Come se queste sfide non fossero già abbastanza scoraggianti, gli esperti sono sempre più preoccupati per il deterioramento del contenuto nutrizionale delle colture ad alto rendimento. Ad esempio, uno studio recente suggerisce che, sebbene la Rivoluzione Verde abbia aiutato l’India a raggiungere l’autosufficienza alimentare, ha al tempo stesso minato la sicurezza nutrizionale del paese.

In pratica, sebbene il miglioramento della nutrizione fosse l’obiettivo primario della coltivazione di questi cereali, l’enfasi sull’aumento dei rendimenti ha compromesso significativamente il loro valore nutrizionale. In particolare, i livelli di nutrienti vitali come lo zinco e il ferro nel riso e nel grano, i due alimenti di base più importanti dell’India, sono diminuiti notevolmente, mentre i livelli di arsenico nel riso sono aumentati in modo strabiliante.

Ciò vale non soltanto per l’India ,ma anche per molti altri paesi che hanno fatto affidamento sugli HYV per aumentare i raccolti e aumentare la produzione dei raccolti di base. Ad esempio, l’Alleanza per una Rivoluzione Verde in Africa continua ancora oggi a sostenere un modello agricolo industriale obsoleto che, di fatto, non è riuscito a fornire i benefici nutrizionali attesi.

Il punto è che la nutrizione non dovrebbe essere vista solo in termini di consumo calorico totale basato sulla coltivazione di una mono-coltura. Sebbene il valore nutrizionale superiore di una dieta diversificata sia ormai ampiamente riconosciuto, raggiungerlo richiede non solo innovazione tecnologica ma anche uno spostamento dell’attenzione verso la coltivazione di una varietà di colture più adatte all’ambiente e al clima locale. Oltre a migliorare i risultati nutrizionali, questo approccio promuove la sostenibilità riducendo le emissioni di anidride carbonica durante l'intero ciclo di vita del cibo.

L’esperienza dell'India costituisce un monito per i paesi in via di sviluppo.

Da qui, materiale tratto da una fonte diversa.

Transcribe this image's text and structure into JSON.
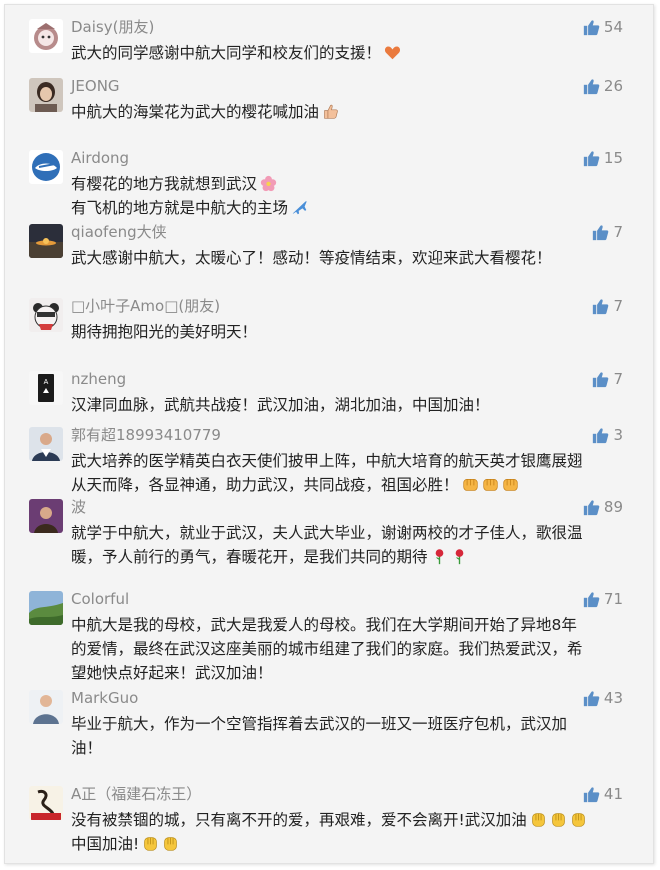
{
  "comments": [
    {
      "nick": "Daisy(朋友)",
      "likes": "54",
      "lines": [
        "武大的同学感谢中航大同学和校友们的支援！"
      ],
      "emoji": "heart-emoji"
    },
    {
      "nick": "JEONG",
      "likes": "26",
      "lines": [
        "中航大的海棠花为武大的樱花喊加油"
      ],
      "emoji": "thumbs-up-emoji"
    },
    {
      "nick": "Airdong",
      "likes": "15",
      "lines": [
        "有樱花的地方我就想到武汉",
        "有飞机的地方就是中航大的主场"
      ],
      "emoji": "flower-emoji",
      "emoji2": "airplane-emoji"
    },
    {
      "nick": "qiaofeng大侠",
      "likes": "7",
      "lines": [
        "武大感谢中航大，太暖心了！感动！等疫情结束，欢迎来武大看樱花！"
      ]
    },
    {
      "nick": "□小叶子Amo□(朋友)",
      "likes": "7",
      "lines": [
        "期待拥抱阳光的美好明天！"
      ]
    },
    {
      "nick": "nzheng",
      "likes": "7",
      "lines": [
        "汉津同血脉，武航共战疫！武汉加油，湖北加油，中国加油！"
      ]
    },
    {
      "nick": "郭有超18993410779",
      "likes": "3",
      "lines": [
        "武大培养的医学精英白衣天使们披甲上阵，中航大培育的航天英才银鹰展翅",
        "从天而降，各显神通，助力武汉，共同战疫，祖国必胜！"
      ],
      "emoji": "fist-emoji"
    },
    {
      "nick": "波",
      "likes": "89",
      "lines": [
        "就学于中航大，就业于武汉，夫人武大毕业，谢谢两校的才子佳人，歌很温",
        "暖，予人前行的勇气，春暖花开，是我们共同的期待"
      ],
      "emoji": "rose-emoji"
    },
    {
      "nick": "Colorful",
      "likes": "71",
      "lines": [
        "中航大是我的母校，武大是我爱人的母校。我们在大学期间开始了异地8年",
        "的爱情，最终在武汉这座美丽的城市组建了我们的家庭。我们热爱武汉，希",
        "望她快点好起来！武汉加油！"
      ]
    },
    {
      "nick": "MarkGuo",
      "likes": "43",
      "lines": [
        "毕业于航大，作为一个空管指挥着去武汉的一班又一班医疗包机，武汉加",
        "油！"
      ]
    },
    {
      "nick": "A正（福建石冻王）",
      "likes": "41",
      "lines": [
        "没有被禁锢的城，只有离不开的爱，再艰难，爱不会离开!武汉加油",
        "中国加油!"
      ],
      "emoji": "cheer-emoji"
    }
  ]
}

In India e altrove, sta diventando sempre più chiaro che l’adozione di pratiche agro-ecologiche basate sull’agricoltura su piccola scala è il modo più efficace per sviluppare sistemi alimentari che siano sostenibili e ricchi dal punto di vista nutrizionale. Ma ciò richiede l’abbandono della commercializzazione predatoria dell’agricoltura, che serve principalmente gli interessi delle grandi imprese agroalimentari, verso un modello che avvantaggi i veri produttori e consumatori di cibo.